Auf dem elften Album (der Beipackzettel spricht vom zwölften) kann man NECRONOMICON, bzw. dem letzten Gründungsmitglied Volker „Freddy“ Fredrich (Guit/Voc), eines nicht vorwerfen: Stagnation. Die Band hat ihren Sound immer etwas entwickelt, verändert und/oder kleine Experimente gewagt. Während der Pandemie ein internationales Line Up zusammen zu halten (Drummer Rick Charron ist aus Kanada und Gitarrist Glen Shannon aus den USA) und zwei Alben zu veröffentlichen ist auch beachtlich. Auch auf „Constant To Death“ gibt es kleine Veränderungen, was vor allem die Alt-Fans nicht sehr begeistern dürfte. Das Album bewegt sich wieder ein Stückt weiter weg vom Thrash und klingt vermehrt nach Power/Speed Metal klassischer Schule. Im Vergleich zu den Alben der frühen 2000er (Construction Of Evil / Revenge Of The Beast) tönt „Constant To Death“ fast schon gemächlich aus den Boxen.
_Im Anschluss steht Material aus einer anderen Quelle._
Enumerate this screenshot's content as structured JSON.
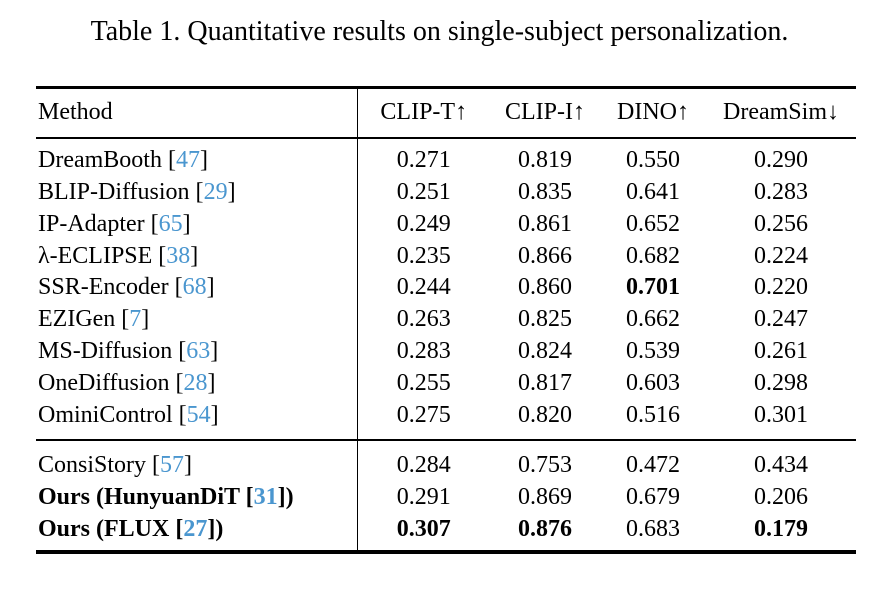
{
  "colors": {
    "background": "#ffffff",
    "text": "#000000",
    "citation_link": "#4a96cf"
  },
  "caption": "Table 1. Quantitative results on single-subject personalization.",
  "table": {
    "columns": [
      "Method",
      "CLIP-T↑",
      "CLIP-I↑",
      "DINO↑",
      "DreamSim↓"
    ],
    "rows": [
      {
        "method_pre": "DreamBooth [",
        "cite": "47",
        "method_post": "]",
        "values": [
          "0.271",
          "0.819",
          "0.550",
          "0.290"
        ],
        "bold_method": false,
        "bold_value_indices": []
      },
      {
        "method_pre": "BLIP-Diffusion [",
        "cite": "29",
        "method_post": "]",
        "values": [
          "0.251",
          "0.835",
          "0.641",
          "0.283"
        ],
        "bold_method": false,
        "bold_value_indices": []
      },
      {
        "method_pre": "IP-Adapter [",
        "cite": "65",
        "method_post": "]",
        "values": [
          "0.249",
          "0.861",
          "0.652",
          "0.256"
        ],
        "bold_method": false,
        "bold_value_indices": []
      },
      {
        "method_pre": "λ-ECLIPSE [",
        "cite": "38",
        "method_post": "]",
        "values": [
          "0.235",
          "0.866",
          "0.682",
          "0.224"
        ],
        "bold_method": false,
        "bold_value_indices": []
      },
      {
        "method_pre": "SSR-Encoder [",
        "cite": "68",
        "method_post": "]",
        "values": [
          "0.244",
          "0.860",
          "0.701",
          "0.220"
        ],
        "bold_method": false,
        "bold_value_indices": [
          2
        ]
      },
      {
        "method_pre": "EZIGen [",
        "cite": "7",
        "method_post": "]",
        "values": [
          "0.263",
          "0.825",
          "0.662",
          "0.247"
        ],
        "bold_method": false,
        "bold_value_indices": []
      },
      {
        "method_pre": "MS-Diffusion [",
        "cite": "63",
        "method_post": "]",
        "values": [
          "0.283",
          "0.824",
          "0.539",
          "0.261"
        ],
        "bold_method": false,
        "bold_value_indices": []
      },
      {
        "method_pre": "OneDiffusion [",
        "cite": "28",
        "method_post": "]",
        "values": [
          "0.255",
          "0.817",
          "0.603",
          "0.298"
        ],
        "bold_method": false,
        "bold_value_indices": []
      },
      {
        "method_pre": "OminiControl [",
        "cite": "54",
        "method_post": "]",
        "values": [
          "0.275",
          "0.820",
          "0.516",
          "0.301"
        ],
        "bold_method": false,
        "bold_value_indices": []
      },
      {
        "method_pre": "ConsiStory [",
        "cite": "57",
        "method_post": "]",
        "values": [
          "0.284",
          "0.753",
          "0.472",
          "0.434"
        ],
        "bold_method": false,
        "bold_value_indices": []
      },
      {
        "method_pre": "Ours (HunyuanDiT [",
        "cite": "31",
        "method_post": "])",
        "values": [
          "0.291",
          "0.869",
          "0.679",
          "0.206"
        ],
        "bold_method": true,
        "bold_value_indices": []
      },
      {
        "method_pre": "Ours (FLUX [",
        "cite": "27",
        "method_post": "])",
        "values": [
          "0.307",
          "0.876",
          "0.683",
          "0.179"
        ],
        "bold_method": true,
        "bold_value_indices": [
          0,
          1,
          3
        ]
      }
    ]
  }
}
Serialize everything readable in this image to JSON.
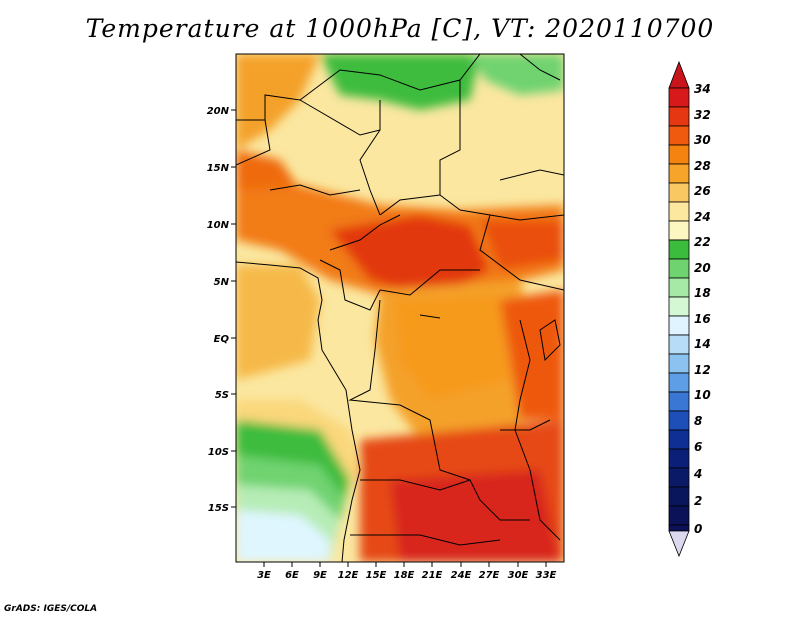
{
  "title": "Temperature at 1000hPa [C], VT: 2020110700",
  "credit": "GrADS: IGES/COLA",
  "map": {
    "lat_labels": [
      "20N",
      "15N",
      "10N",
      "5N",
      "EQ",
      "5S",
      "10S",
      "15S"
    ],
    "lon_labels": [
      "3E",
      "6E",
      "9E",
      "12E",
      "15E",
      "18E",
      "21E",
      "24E",
      "27E",
      "30E",
      "33E"
    ]
  },
  "colorbar": {
    "labels": [
      "34",
      "32",
      "30",
      "28",
      "26",
      "24",
      "22",
      "20",
      "18",
      "16",
      "14",
      "12",
      "10",
      "8",
      "6",
      "4",
      "2",
      "0"
    ],
    "colors": [
      "#d7191c",
      "#e53712",
      "#ef5a0f",
      "#f4830f",
      "#f6a42a",
      "#fac863",
      "#fde8a0",
      "#fcf7c0",
      "#3cbc3c",
      "#6fd36f",
      "#a6e9a6",
      "#d3f8d3",
      "#dff4ff",
      "#b7dcf7",
      "#8cc2f0",
      "#5e9ee6",
      "#3a76d4",
      "#1e4fb8",
      "#0f2f95",
      "#0b1e78"
    ]
  }
}
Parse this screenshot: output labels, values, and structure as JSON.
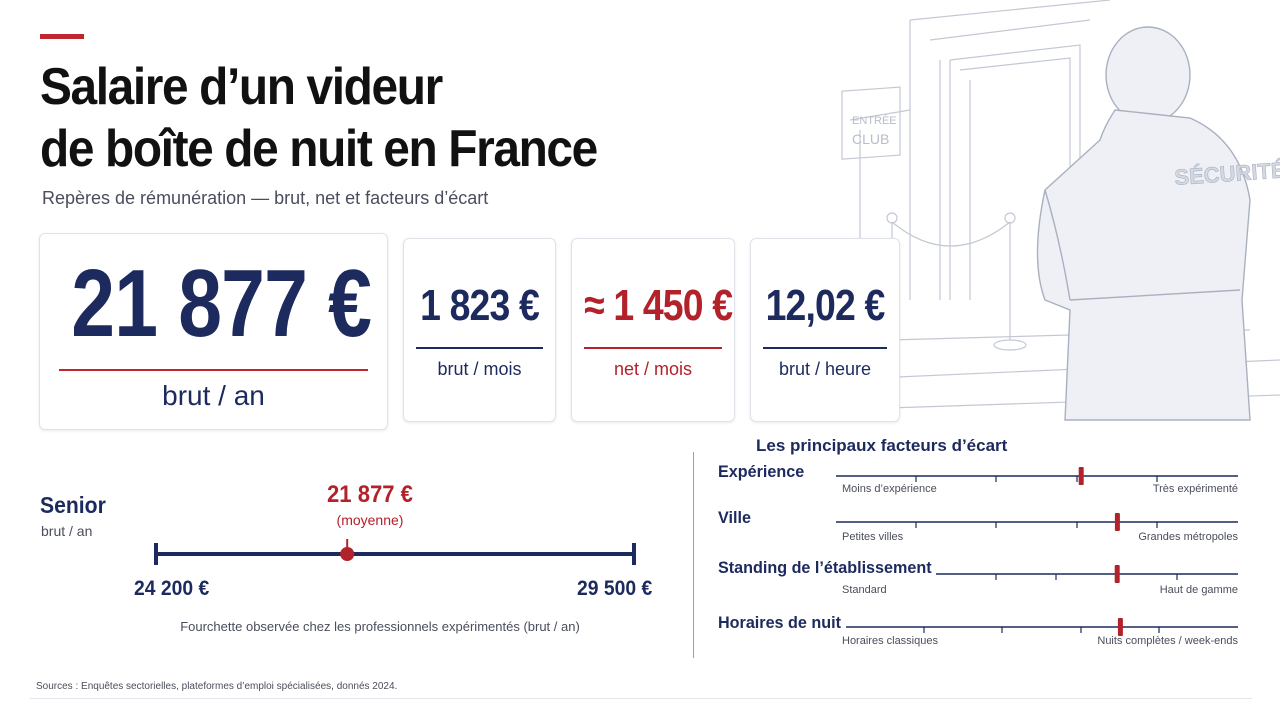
{
  "header": {
    "title_line1": "Salaire d’un videur",
    "title_line2": "de boîte de nuit en France",
    "subtitle": "Repères de rémunération — brut, net et facteurs d’écart"
  },
  "cards": {
    "annual": {
      "value": "21 877 €",
      "label": "brut / an"
    },
    "monthly": {
      "value": "1 823 €",
      "label": "brut / mois"
    },
    "net": {
      "value": "≈ 1 450 €",
      "label": "net / mois"
    },
    "hourly": {
      "value": "12,02 €",
      "label": "brut / heure"
    }
  },
  "illustration": {
    "sign_line1": "ENTRÉE",
    "sign_line2": "CLUB",
    "jacket_text": "SÉCURITÉ"
  },
  "range": {
    "title": "Senior",
    "subtitle": "brut / an",
    "average_value": "21 877 €",
    "average_label": "(moyenne)",
    "average_position": 0.4,
    "min": "24 200 €",
    "max": "29 500 €",
    "caption": "Fourchette observée chez les professionnels expérimentés (brut / an)"
  },
  "factors": {
    "title": "Les principaux facteurs d’écart",
    "items": [
      {
        "name": "Expérience",
        "min_label": "Moins d’expérience",
        "max_label": "Très expérimenté",
        "level": 0.61
      },
      {
        "name": "Ville",
        "min_label": "Petites villes",
        "max_label": "Grandes métropoles",
        "level": 0.7
      },
      {
        "name": "Standing de l’établissement",
        "min_label": "Standard",
        "max_label": "Haut de gamme",
        "level": 0.6
      },
      {
        "name": "Horaires de nuit",
        "min_label": "Horaires classiques",
        "max_label": "Nuits complètes / week-ends",
        "level": 0.7
      }
    ]
  },
  "sources": "Sources : Enquêtes sectorielles, plateformes d’emploi spécialisées, donnés 2024.",
  "colors": {
    "navy": "#1c2a5e",
    "red": "#b3212a"
  }
}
Natürlich gibt es auch hier einiges an Bleifuß und Doublebass, nur eben nicht mehr konsequent im Thrash-Kontext. Geblieben sind die herrlich knurrenden Vocals von Freddy. Seine typische Mischung aus singen, schreien und knurren („Mmmmhhhh…“) setzt er nach wie vor geschickt auf die Songs und schüttelt sich immer wieder coole Hooks und kleine Melodien aus dem Ärmel. Der Haken an der Sache? Über das ganze Album gesehen fehlt es schlicht an kleinen Überraschungen und/oder wirklich coolen Riffs. Das hat man in der Vergangenheit spannender hinbekommen. Dafür schimmert textlich der Punk wieder etwas mehr durch und es werden durchgehend soziale und politische Themen angefasst, die zum Großteil leider nie an Aktualität verlieren.  Immerhin ist der klassische Necronomicon-Flattermann mal wieder in voller Pracht auf dem Cover zu finden.